Sidney Lumet signe encore une fois un film éblouissant. Cette fois, il nous décrit avec une simplicité absolue l'univers impitoyable de la télévision; dans lequel on vend tous nos principes pour quelques points d’Audimat. A l'heure où le monde se virtualise, ce film est plus que jamais d’actualité.
Une plongée terrifiante dans les coulisses de la télévision américaine, le film a beau daté de 1977, il n’a pas pris une ride, bien au contraire, avec l’avènement de la télé réalité, on peu même y voir une œuvre prophétique. Le monde de la TV y est représenté comme inféodé aux indices d’écoute et aux recettes publicitaires, faisant la part belle à la démagogie et au sensationnalisme au dépend de toute morale et de toute éthique, gommant même la part d’humanité des protagonistes. Seul bouée de sauvetage dans cet océan d’immondice, le personnage de William Holden, incarnant une Amérique humaine et juste mais hélas hors jeux. Le personnage de Faye Dunaway est à rapprocher de celui de Eva Mendes dans « live ! ». Un film essentiel pour comprendre la télévision et la société contemporaine.
Toujours aussi indispensable, "Network" n'a pas pris une ride. Plus que jamais, La TV continue de vendre du "temps disponible de cerveau" et la domination des multinationales sur la politique et l'économie continue de remettre en question la notion même de démocratie. A la vigueur du propos, Lumet ajoute le portrait d'un individu moderne perdant peu à peu son identité. Pour tous les personnages du film, la frontière du moi se brouille : le modèle d'un individu économique formaté par et pour la média-société a définitivement pris le dessus. Le jeu de dupe ne profite a personne mais qui peut y résister ? Le constat est terrible, mais Lumet ne joue jamais le donneur de leçon et fait de cette entreprise de démolition une satire bouffonne et revigorante.
Voilà un film, qui dénonce de manière active la télévision, et ses programmes pourris cherchant a abrutir la masse sous prétexte de vouloir la divertir. Une critique donc de la télévision, des têtes pensantes incarnées par la production, mais aussi les têtes soumises et heureuses dépeintes a travers le peuple.

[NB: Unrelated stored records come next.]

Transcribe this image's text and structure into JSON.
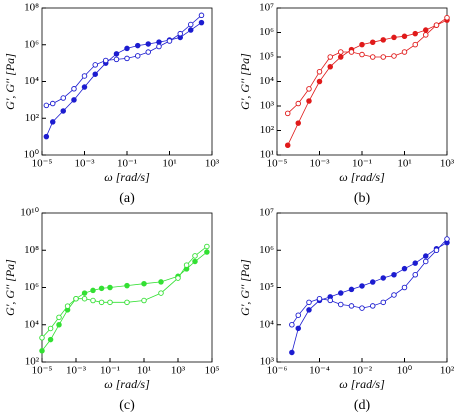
{
  "chart_data": [
    {
      "type": "scatter",
      "caption": "(a)",
      "xlabel": "ω [rad/s]",
      "ylabel": "G', G'' [Pa]",
      "xscale": "log",
      "yscale": "log",
      "xlim": [
        1e-05,
        1000
      ],
      "xticks": [
        {
          "value": 1e-05,
          "label": "10⁻⁵"
        },
        {
          "value": 0.001,
          "label": "10⁻³"
        },
        {
          "value": 0.1,
          "label": "10⁻¹"
        },
        {
          "value": 10,
          "label": "10¹"
        },
        {
          "value": 1000,
          "label": "10³"
        }
      ],
      "ylim": [
        1,
        100000000
      ],
      "yticks": [
        {
          "value": 1,
          "label": "10⁰"
        },
        {
          "value": 100,
          "label": "10²"
        },
        {
          "value": 10000,
          "label": "10⁴"
        },
        {
          "value": 1000000,
          "label": "10⁶"
        },
        {
          "value": 100000000,
          "label": "10⁸"
        }
      ],
      "series": [
        {
          "color": "#1c1cd0",
          "filled": true,
          "x": [
            1.6e-05,
            3.2e-05,
            0.0001,
            0.00032,
            0.001,
            0.0032,
            0.01,
            0.032,
            0.1,
            0.32,
            1,
            3.2,
            10,
            32,
            100,
            320
          ],
          "values": [
            10,
            63,
            250,
            1000,
            5000,
            25000,
            100000,
            320000,
            630000,
            900000,
            1100000,
            1400000,
            1800000,
            2500000,
            6300000,
            16000000
          ]
        },
        {
          "color": "#1c1cd0",
          "filled": false,
          "x": [
            1.6e-05,
            3.2e-05,
            0.0001,
            0.00032,
            0.001,
            0.0032,
            0.01,
            0.032,
            0.1,
            0.32,
            1,
            3.2,
            10,
            32,
            100,
            320
          ],
          "values": [
            500,
            630,
            1260,
            4000,
            20000,
            80000,
            140000,
            160000,
            180000,
            250000,
            400000,
            800000,
            1600000,
            4000000,
            12600000,
            40000000
          ]
        }
      ]
    },
    {
      "type": "scatter",
      "caption": "(b)",
      "xlabel": "ω [rad/s]",
      "ylabel": "G', G'' [Pa]",
      "xscale": "log",
      "yscale": "log",
      "xlim": [
        1e-05,
        1000
      ],
      "xticks": [
        {
          "value": 1e-05,
          "label": "10⁻⁵"
        },
        {
          "value": 0.001,
          "label": "10⁻³"
        },
        {
          "value": 0.1,
          "label": "10⁻¹"
        },
        {
          "value": 10,
          "label": "10¹"
        },
        {
          "value": 1000,
          "label": "10³"
        }
      ],
      "ylim": [
        10,
        10000000
      ],
      "yticks": [
        {
          "value": 10,
          "label": "10¹"
        },
        {
          "value": 100,
          "label": "10²"
        },
        {
          "value": 1000,
          "label": "10³"
        },
        {
          "value": 10000,
          "label": "10⁴"
        },
        {
          "value": 100000,
          "label": "10⁵"
        },
        {
          "value": 1000000,
          "label": "10⁶"
        },
        {
          "value": 10000000,
          "label": "10⁷"
        }
      ],
      "series": [
        {
          "color": "#e01a1a",
          "filled": true,
          "x": [
            3.2e-05,
            0.0001,
            0.00032,
            0.001,
            0.0032,
            0.01,
            0.032,
            0.1,
            0.32,
            1,
            3.2,
            10,
            32,
            100,
            320,
            1000
          ],
          "values": [
            25,
            200,
            1600,
            10000,
            40000,
            100000,
            200000,
            320000,
            400000,
            500000,
            630000,
            700000,
            900000,
            1260000,
            2000000,
            3200000
          ]
        },
        {
          "color": "#e01a1a",
          "filled": false,
          "x": [
            3.2e-05,
            0.0001,
            0.00032,
            0.001,
            0.0032,
            0.01,
            0.032,
            0.1,
            0.32,
            1,
            3.2,
            10,
            32,
            100,
            320,
            1000
          ],
          "values": [
            500,
            1260,
            5000,
            25000,
            100000,
            160000,
            160000,
            126000,
            100000,
            100000,
            110000,
            160000,
            320000,
            800000,
            2000000,
            4000000
          ]
        }
      ]
    },
    {
      "type": "scatter",
      "caption": "(c)",
      "xlabel": "ω [rad/s]",
      "ylabel": "G', G'' [Pa]",
      "xscale": "log",
      "yscale": "log",
      "xlim": [
        1e-05,
        100000
      ],
      "xticks": [
        {
          "value": 1e-05,
          "label": "10⁻⁵"
        },
        {
          "value": 0.001,
          "label": "10⁻³"
        },
        {
          "value": 0.1,
          "label": "10⁻¹"
        },
        {
          "value": 10,
          "label": "10¹"
        },
        {
          "value": 1000,
          "label": "10³"
        },
        {
          "value": 100000,
          "label": "10⁵"
        }
      ],
      "ylim": [
        100,
        10000000000
      ],
      "yticks": [
        {
          "value": 100,
          "label": "10²"
        },
        {
          "value": 10000,
          "label": "10⁴"
        },
        {
          "value": 1000000,
          "label": "10⁶"
        },
        {
          "value": 100000000,
          "label": "10⁸"
        },
        {
          "value": 10000000000,
          "label": "10¹⁰"
        }
      ],
      "series": [
        {
          "color": "#33e033",
          "filled": true,
          "x": [
            1e-05,
            3.2e-05,
            0.0001,
            0.00032,
            0.001,
            0.0032,
            0.01,
            0.032,
            0.1,
            1,
            10,
            100,
            1000,
            3200,
            10000,
            50000
          ],
          "values": [
            400,
            1600,
            10000,
            63000,
            250000,
            500000,
            700000,
            900000,
            1000000,
            1260000,
            1600000,
            2000000,
            4000000,
            10000000,
            25000000,
            80000000
          ]
        },
        {
          "color": "#33e033",
          "filled": false,
          "x": [
            1e-05,
            3.2e-05,
            0.0001,
            0.00032,
            0.001,
            0.0032,
            0.01,
            0.032,
            0.1,
            1,
            10,
            100,
            1000,
            3200,
            10000,
            50000
          ],
          "values": [
            2000,
            6300,
            25000,
            100000,
            250000,
            250000,
            200000,
            160000,
            160000,
            160000,
            200000,
            500000,
            3200000,
            16000000,
            50000000,
            160000000
          ]
        }
      ]
    },
    {
      "type": "scatter",
      "caption": "(d)",
      "xlabel": "ω [rad/s]",
      "ylabel": "G', G'' [Pa]",
      "xscale": "log",
      "yscale": "log",
      "xlim": [
        1e-06,
        100
      ],
      "xticks": [
        {
          "value": 1e-06,
          "label": "10⁻⁶"
        },
        {
          "value": 0.0001,
          "label": "10⁻⁴"
        },
        {
          "value": 0.01,
          "label": "10⁻²"
        },
        {
          "value": 1,
          "label": "10⁰"
        },
        {
          "value": 100,
          "label": "10²"
        }
      ],
      "ylim": [
        1000,
        10000000
      ],
      "yticks": [
        {
          "value": 1000,
          "label": "10³"
        },
        {
          "value": 10000,
          "label": "10⁴"
        },
        {
          "value": 100000,
          "label": "10⁵"
        },
        {
          "value": 1000000,
          "label": "10⁶"
        },
        {
          "value": 10000000,
          "label": "10⁷"
        }
      ],
      "series": [
        {
          "color": "#1c1cd0",
          "filled": true,
          "x": [
            5e-06,
            1e-05,
            3.2e-05,
            0.0001,
            0.00032,
            0.001,
            0.0032,
            0.01,
            0.032,
            0.1,
            0.32,
            1,
            3.2,
            10,
            32,
            100
          ],
          "values": [
            1800,
            8000,
            25000,
            45000,
            56000,
            71000,
            89000,
            110000,
            140000,
            180000,
            220000,
            320000,
            450000,
            700000,
            1100000,
            1600000
          ]
        },
        {
          "color": "#1c1cd0",
          "filled": false,
          "x": [
            5e-06,
            1e-05,
            3.2e-05,
            0.0001,
            0.00032,
            0.001,
            0.0032,
            0.01,
            0.032,
            0.1,
            0.32,
            1,
            3.2,
            10,
            32,
            100
          ],
          "values": [
            10000,
            18000,
            40000,
            50000,
            45000,
            35000,
            32000,
            28000,
            32000,
            40000,
            63000,
            100000,
            220000,
            500000,
            1000000,
            2000000
          ]
        }
      ]
    }
  ]
}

Ce qui compte le plus dans la vie et au monde, c’est l’audience. Il faut faire la meilleure audience, et pour atteindre cela tous les moyens sont bons, pourquoi ne pas annoncer un suicide en direct ?! Ce qui fait l’essence même que ce film n’ai pas vieilli, c’est que malgré ses, presque, 32 ans, le film est toujours d’actualité. Une idée qui d’ailleurs a été reprise l’année dernière avec «Live!» de Bill Guttentag avec Eva Mendes. Un thème qui m’a toujours passionné.